I can’t remember a time when the sport culture wasn’t part of the very fiber that makes me who I am. One of my earliest memories is of my father sitting me down to watch the Denver Broncos’ spring training at University of Northern Colorado.
While he was inside teaching, I watched Number 7’s rookie year unfold before my eyes. It was influential moments like this that inspired me to become an athlete. In college, I had a part-time job working for the recreational sports department as a designer. It was an amazing experience to watch people’s lives being transformed by a combination of team sports, wellness, and personal fitness; I witnessed Freshmen enter the program unhealthy, then leave feeling confident and strong, having made the mind-body connection that would propel them toward physical, mental, and emotional success.
It isn’t any wonder that I continued to follow in this vein throughout my career at Nike. Having experienced the backbone of an athletic culture throughout my childhood and well into adult life, I now see sports as an important piece of the DNA that makes up our communal identity and offers us the drive and motivation to be better, stronger versions of ourselves.
Self Improvement and Achievement
Regardless of athletic interest or affiliation, people everywhere possess the same inherent drive for self-improvement and achievement that athletes thrive on. For athletes, the sense of competition—with oneself or with one’s rivals—fuels the quest for advantage and perfection.
For many of us, our desire for personal excellence mirrors the kind of drive embodied by devoted athletes of every sport. What’s more, staying focused on goals and attuned to one’s personal intentions is a kind of individual training plan that keeps us on our toes—even in the off-season. As a culture, we are constantly striving to be at the top of our game, a mentality that is easily observed in all kinds of sports. The way that an athletic mindset influences so much of what we do in the business, design, and marketing spheres—and beyond—is a cross-pollination of practices that we like to refer to as Sport Culture.
Sport Culture – A Macrotrend
Sport Culture is a Macrotrend whose mentality is realized on a large scale, and whose influence is made evident on a smaller scale in many of the aesthetic choices we make as consumers. Sport Culture extends beyond athletics; it has seeped into the cracks of our identity and has spread its influence from the city streets to the feet on Hollywood’s red carpet.
One hundred years ago, while being an athlete may have garnered attention in some arenas, it certainly wasn’t something one could make a living off of, let alone consider a career. However, by the latter half of the 20th Century, devotion to a particular sports team was as good as having a family crest: your affiliation let the world know where you came from and who you were loyal to.
By the 1970’s, no Midwestern family would let a weekend pass without spending a day with the Browns or the Phillies, and here in Oregon, that same fascination and dedication to sports emerged through the track boom of the 70’s, led by Steve Prefontaine. The Olympics encouraged the sports hype on a national level, and the 80’s ushered in an NBA revival through players like Larry Bird and Magic Johnson.
All of this public interest in athletics rippled out past the bleachers and television sets and made its presence known in sports fans’ apparel as track jackets, running shoes and basketball jerseys became popular fashion trends. In the 90’s extreme sports swept onto the scene with figures such as pro-skateboarder Tony Hawk and BMX champion Matt Hoffman: influencing youth culture through their signature video games; and fashion through branding and sponsorship.

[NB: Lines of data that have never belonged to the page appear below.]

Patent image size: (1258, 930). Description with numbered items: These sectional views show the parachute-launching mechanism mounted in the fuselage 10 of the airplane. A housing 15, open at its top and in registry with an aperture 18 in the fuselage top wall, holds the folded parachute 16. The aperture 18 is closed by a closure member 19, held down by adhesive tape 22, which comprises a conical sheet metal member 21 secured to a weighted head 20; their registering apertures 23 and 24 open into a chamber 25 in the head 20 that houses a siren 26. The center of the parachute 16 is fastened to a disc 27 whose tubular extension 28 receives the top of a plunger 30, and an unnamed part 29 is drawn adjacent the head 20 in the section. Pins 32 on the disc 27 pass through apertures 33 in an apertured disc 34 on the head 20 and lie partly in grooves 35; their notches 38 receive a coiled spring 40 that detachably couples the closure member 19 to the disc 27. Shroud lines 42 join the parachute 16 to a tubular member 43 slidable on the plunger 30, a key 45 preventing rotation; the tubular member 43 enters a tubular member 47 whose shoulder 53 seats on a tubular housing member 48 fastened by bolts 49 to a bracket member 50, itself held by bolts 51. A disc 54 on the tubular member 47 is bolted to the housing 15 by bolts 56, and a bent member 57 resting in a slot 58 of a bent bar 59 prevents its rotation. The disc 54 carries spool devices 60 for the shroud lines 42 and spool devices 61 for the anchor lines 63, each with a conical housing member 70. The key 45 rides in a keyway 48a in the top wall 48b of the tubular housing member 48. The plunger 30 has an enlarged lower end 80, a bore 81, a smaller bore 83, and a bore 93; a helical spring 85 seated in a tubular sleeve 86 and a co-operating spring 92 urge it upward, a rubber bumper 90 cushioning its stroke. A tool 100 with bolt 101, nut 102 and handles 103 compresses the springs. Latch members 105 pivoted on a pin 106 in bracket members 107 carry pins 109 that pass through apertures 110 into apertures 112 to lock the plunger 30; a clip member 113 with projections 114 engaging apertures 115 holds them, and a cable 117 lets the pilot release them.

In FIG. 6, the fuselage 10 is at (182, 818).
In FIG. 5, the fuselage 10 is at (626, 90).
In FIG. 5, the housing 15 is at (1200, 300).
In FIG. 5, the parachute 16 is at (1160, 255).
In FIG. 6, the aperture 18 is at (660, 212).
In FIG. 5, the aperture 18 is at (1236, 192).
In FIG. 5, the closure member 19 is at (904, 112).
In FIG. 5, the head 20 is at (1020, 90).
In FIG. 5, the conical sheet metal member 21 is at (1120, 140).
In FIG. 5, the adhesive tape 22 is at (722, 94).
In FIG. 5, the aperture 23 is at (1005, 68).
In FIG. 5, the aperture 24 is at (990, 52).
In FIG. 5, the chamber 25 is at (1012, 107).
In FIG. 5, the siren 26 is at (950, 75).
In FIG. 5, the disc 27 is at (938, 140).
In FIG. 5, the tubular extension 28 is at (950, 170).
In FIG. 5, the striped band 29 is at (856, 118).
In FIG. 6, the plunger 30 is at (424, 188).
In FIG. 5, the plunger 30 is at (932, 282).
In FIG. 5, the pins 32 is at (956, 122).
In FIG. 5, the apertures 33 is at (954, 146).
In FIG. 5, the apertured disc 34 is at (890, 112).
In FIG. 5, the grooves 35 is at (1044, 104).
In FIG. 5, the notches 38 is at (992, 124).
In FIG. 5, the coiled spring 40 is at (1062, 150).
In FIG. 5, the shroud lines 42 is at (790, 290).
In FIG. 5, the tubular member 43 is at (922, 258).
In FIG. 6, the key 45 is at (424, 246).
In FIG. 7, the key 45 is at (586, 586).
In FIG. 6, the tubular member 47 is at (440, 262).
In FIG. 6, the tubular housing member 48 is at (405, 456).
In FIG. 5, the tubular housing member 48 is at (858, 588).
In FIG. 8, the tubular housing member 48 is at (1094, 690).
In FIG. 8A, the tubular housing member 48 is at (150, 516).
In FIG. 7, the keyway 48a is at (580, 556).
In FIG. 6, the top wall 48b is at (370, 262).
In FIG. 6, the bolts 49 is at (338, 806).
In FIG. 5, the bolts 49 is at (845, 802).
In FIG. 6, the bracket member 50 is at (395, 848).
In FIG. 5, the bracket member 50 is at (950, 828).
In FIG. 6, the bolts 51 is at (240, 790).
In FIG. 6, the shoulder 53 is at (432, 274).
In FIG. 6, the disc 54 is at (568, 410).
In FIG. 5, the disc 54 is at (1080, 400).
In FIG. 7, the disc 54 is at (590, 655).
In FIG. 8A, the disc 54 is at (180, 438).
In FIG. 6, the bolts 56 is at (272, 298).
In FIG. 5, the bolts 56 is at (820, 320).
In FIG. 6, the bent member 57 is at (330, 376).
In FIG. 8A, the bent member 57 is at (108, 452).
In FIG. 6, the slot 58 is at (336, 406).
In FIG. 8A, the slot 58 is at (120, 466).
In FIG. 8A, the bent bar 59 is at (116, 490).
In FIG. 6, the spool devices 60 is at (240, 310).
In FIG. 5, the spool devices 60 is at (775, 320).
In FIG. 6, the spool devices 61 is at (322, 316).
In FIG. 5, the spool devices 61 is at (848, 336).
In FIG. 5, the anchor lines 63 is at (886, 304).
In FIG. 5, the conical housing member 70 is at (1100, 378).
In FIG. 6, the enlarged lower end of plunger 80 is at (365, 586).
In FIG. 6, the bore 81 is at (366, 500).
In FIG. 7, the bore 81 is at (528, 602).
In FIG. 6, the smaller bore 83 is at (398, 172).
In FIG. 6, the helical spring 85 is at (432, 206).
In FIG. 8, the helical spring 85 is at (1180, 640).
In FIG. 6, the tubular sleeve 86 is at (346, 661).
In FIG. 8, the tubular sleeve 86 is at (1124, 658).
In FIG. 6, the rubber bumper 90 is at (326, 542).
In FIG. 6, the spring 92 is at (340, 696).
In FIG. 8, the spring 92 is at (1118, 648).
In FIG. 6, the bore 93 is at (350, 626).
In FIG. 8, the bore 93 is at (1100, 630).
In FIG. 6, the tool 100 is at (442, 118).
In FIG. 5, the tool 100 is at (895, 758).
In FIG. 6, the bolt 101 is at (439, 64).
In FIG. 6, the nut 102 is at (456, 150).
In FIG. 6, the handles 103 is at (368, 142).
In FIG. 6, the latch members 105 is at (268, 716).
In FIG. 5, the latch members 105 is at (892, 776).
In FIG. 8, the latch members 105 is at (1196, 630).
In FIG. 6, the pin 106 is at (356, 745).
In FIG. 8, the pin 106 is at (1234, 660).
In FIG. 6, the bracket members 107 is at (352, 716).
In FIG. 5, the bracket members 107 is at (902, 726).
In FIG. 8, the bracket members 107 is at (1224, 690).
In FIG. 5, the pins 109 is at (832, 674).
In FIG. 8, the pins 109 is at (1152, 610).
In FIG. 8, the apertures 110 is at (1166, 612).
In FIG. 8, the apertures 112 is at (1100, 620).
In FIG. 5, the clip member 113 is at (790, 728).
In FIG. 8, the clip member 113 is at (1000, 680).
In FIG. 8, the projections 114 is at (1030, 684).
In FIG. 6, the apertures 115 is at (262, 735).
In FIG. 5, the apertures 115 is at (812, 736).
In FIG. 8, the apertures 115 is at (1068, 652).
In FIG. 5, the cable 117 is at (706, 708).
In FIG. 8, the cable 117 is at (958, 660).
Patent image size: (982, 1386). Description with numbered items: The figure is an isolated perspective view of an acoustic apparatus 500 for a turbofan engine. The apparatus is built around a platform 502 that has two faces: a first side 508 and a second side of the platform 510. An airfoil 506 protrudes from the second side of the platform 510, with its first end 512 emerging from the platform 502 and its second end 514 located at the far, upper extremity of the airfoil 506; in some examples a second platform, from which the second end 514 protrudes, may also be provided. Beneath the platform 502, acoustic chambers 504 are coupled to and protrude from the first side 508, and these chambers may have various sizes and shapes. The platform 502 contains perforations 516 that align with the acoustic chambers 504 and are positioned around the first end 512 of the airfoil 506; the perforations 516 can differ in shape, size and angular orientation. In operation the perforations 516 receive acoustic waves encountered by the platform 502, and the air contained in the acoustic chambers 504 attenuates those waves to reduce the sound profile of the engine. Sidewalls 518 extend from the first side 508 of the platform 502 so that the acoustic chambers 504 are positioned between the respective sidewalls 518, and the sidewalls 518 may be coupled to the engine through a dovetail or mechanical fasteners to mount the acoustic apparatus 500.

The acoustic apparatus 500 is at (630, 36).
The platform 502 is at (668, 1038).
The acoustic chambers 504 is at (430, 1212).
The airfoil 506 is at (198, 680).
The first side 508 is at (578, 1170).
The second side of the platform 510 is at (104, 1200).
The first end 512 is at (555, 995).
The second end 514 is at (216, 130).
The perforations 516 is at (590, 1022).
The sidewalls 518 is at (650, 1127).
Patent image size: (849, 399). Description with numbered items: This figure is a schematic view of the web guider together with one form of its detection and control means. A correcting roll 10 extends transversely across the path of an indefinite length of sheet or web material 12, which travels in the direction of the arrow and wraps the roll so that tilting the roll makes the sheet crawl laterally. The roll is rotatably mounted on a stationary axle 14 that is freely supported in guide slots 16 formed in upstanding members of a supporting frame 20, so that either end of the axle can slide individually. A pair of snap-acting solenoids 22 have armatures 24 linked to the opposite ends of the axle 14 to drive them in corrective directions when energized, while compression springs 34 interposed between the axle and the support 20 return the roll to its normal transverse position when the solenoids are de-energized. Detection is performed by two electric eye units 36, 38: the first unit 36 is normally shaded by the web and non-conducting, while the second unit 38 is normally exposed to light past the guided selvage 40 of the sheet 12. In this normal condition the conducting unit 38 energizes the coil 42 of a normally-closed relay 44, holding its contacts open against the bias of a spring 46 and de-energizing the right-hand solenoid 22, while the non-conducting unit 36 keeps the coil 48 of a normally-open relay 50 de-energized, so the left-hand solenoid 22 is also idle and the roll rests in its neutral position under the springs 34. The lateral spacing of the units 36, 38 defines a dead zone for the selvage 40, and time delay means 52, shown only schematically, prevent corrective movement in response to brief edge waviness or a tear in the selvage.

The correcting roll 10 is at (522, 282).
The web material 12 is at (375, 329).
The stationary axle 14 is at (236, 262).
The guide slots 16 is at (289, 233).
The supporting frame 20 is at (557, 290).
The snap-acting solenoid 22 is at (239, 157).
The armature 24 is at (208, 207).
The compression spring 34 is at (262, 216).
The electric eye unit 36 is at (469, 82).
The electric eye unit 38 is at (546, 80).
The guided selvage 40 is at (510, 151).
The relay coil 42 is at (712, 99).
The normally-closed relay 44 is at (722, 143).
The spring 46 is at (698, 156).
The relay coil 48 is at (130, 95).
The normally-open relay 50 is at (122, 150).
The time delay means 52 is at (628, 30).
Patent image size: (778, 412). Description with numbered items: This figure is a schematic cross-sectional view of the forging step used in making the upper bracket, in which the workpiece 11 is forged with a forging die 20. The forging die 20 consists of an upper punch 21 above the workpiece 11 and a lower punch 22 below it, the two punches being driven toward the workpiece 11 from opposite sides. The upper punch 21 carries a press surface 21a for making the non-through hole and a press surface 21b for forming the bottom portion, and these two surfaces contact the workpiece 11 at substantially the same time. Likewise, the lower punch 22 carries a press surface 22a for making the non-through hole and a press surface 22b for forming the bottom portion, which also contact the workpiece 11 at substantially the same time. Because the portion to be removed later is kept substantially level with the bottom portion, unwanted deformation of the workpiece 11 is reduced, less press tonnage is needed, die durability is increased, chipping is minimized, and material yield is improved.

So much of what we wear today is influenced by Sport Culture. Consider the fact that both uniforms and street apparel are patterned after the sports industry’s breathable, flexible fabrics and form-fitting aesthetic. Casual is the new norm, but it’s not all about jeans and t-shirts anymore.
A combination of yoga, track, and outdoor sports apparel creates an amalgamation of athletic looks that says “fresh,” “fit,” and “casual” while maintaining a sharp, pulled-together exterior. Comfort doesn’t mean sloppy or old anymore, it means competitive, performance-driven, and ready for anything. And this trend doesn’t just stop with fashion: cars are continually made to look sleeker and faster, even if they aren’t. It’s the testosterone-inspired physique of vehicles like the new Toyota Prius that makes their drivers feel safe and edgy at the same time.
Sport Culture is here to stay. Athletic teams and events gain more fans every year and continue to rake in huge amounts of money for communities and cities. They also provide a rallying point for community building and offer fans a sense of belonging. From collegiate to pro, team-based to individual, there’s a high probability you’ll encounter a sport of some kind wherever you go in the world.
And the cultural influence of sports is not only limited to the field and court; Sport Culture informs the fashion on the streets and its aesthetic has become the fabric of the Millennials. Embracing this culture simply requires awareness, focus, and the desire for a competitive edge. So, channel your inner track star and get ready to lead the pack because this Macrotrend is only going to continue to take first place again, and again.